Accommodating High-Risk Individuals. COVID-19 disproportionately affects certain groups, particularly people over age 65 and people suffering from certain health conditions such as chronic lung disease, diabetes, hypertension, heart disease, and others. The CDC recommends that employers encourage employees within these categories to self-identify. (Otherwise, if employers make inquiries or assumptions about employees’ age or health status, or if employers assume those employees want certain protections, the employers risk running afoul of anti-discrimination law.) When employees have self-identified as higher-risk, the CDC recommends that employers work with them to provide any additional and appropriate protections, including allowing them to continue to work from home for a longer period of time than lower-risk employees. However, employers should be cautious not to force a solution on an employee who is willing to accept the risk of working in the same way as lower-risk employees.
Addressing the Spread When it Happens. Despite all of these measures, it is almost inevitable that someone in the workforce will contract COVID-19. The CDC recommends that employers require employees who are showing COVID-19 symptoms to stay home from work. If an employee develops symptoms during the workday, they should be immediately isolated from other employees and sent home as soon as possible. Any area where the employee was isolated or where they spent considerable time should be cleaned and disinfected. Employees who have been sent home or who have stayed home should not return to work until they have met the criteria to discontinue home isolation and/or have been approved to return to work by a healthcare provider. (Of course, healthcare providers may be difficult to reach, and so employers are asked to be flexible about requiring doctor’s notes for returns to work.)

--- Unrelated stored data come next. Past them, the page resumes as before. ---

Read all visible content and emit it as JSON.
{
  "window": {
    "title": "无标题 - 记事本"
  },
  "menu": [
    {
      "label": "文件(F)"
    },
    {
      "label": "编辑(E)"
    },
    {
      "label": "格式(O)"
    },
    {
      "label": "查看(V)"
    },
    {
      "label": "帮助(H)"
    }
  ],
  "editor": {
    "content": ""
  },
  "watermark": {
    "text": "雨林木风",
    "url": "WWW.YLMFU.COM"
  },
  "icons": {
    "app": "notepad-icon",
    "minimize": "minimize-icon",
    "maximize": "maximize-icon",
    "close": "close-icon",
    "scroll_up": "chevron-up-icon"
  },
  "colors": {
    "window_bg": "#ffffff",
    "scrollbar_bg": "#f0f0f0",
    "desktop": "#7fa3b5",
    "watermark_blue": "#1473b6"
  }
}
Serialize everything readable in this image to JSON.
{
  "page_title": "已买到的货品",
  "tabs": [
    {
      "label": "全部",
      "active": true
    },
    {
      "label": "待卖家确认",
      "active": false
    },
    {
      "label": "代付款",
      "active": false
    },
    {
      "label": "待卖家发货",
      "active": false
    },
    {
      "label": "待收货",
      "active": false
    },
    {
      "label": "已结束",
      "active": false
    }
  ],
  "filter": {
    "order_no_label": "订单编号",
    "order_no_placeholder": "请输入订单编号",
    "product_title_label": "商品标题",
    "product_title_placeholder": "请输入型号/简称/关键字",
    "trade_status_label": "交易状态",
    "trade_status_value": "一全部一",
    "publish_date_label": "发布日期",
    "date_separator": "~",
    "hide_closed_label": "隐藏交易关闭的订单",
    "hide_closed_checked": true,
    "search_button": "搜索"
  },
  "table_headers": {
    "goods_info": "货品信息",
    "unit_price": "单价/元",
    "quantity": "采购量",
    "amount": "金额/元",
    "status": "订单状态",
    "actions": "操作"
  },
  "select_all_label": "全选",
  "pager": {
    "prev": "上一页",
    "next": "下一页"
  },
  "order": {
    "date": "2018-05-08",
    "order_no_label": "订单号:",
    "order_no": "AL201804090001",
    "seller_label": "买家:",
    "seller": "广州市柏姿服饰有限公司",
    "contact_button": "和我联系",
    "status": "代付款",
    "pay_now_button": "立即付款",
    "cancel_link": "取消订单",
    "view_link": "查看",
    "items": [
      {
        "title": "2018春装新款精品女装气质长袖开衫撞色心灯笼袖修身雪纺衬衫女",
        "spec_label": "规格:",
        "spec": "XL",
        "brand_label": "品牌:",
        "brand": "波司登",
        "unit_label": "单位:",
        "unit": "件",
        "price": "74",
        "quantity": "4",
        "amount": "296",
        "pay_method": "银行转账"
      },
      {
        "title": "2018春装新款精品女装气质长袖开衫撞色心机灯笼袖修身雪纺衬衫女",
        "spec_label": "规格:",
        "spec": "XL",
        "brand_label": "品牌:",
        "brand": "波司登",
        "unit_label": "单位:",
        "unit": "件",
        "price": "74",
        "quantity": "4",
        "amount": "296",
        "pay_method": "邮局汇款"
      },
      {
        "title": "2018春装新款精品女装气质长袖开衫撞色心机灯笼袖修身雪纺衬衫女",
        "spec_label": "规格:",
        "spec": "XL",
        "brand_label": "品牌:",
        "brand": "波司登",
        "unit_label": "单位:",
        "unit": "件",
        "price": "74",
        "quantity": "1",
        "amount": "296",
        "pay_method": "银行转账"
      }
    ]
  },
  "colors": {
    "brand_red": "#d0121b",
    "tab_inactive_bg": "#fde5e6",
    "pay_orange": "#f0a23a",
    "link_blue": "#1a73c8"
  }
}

Making an office safe for a return to work is a highly individualized process. Each workplace is different and has different needs, so the solutions and responses will also vary. This new guidance from the CDC will provide additional clarity for employers on where to start. While not legally binding, employers should review and consider the CDC’s recommendations, in addition to any applicable state and local return-to-work orders or advisories, to ensure they are meeting their obligation to provide employees with a healthy and safe workplace.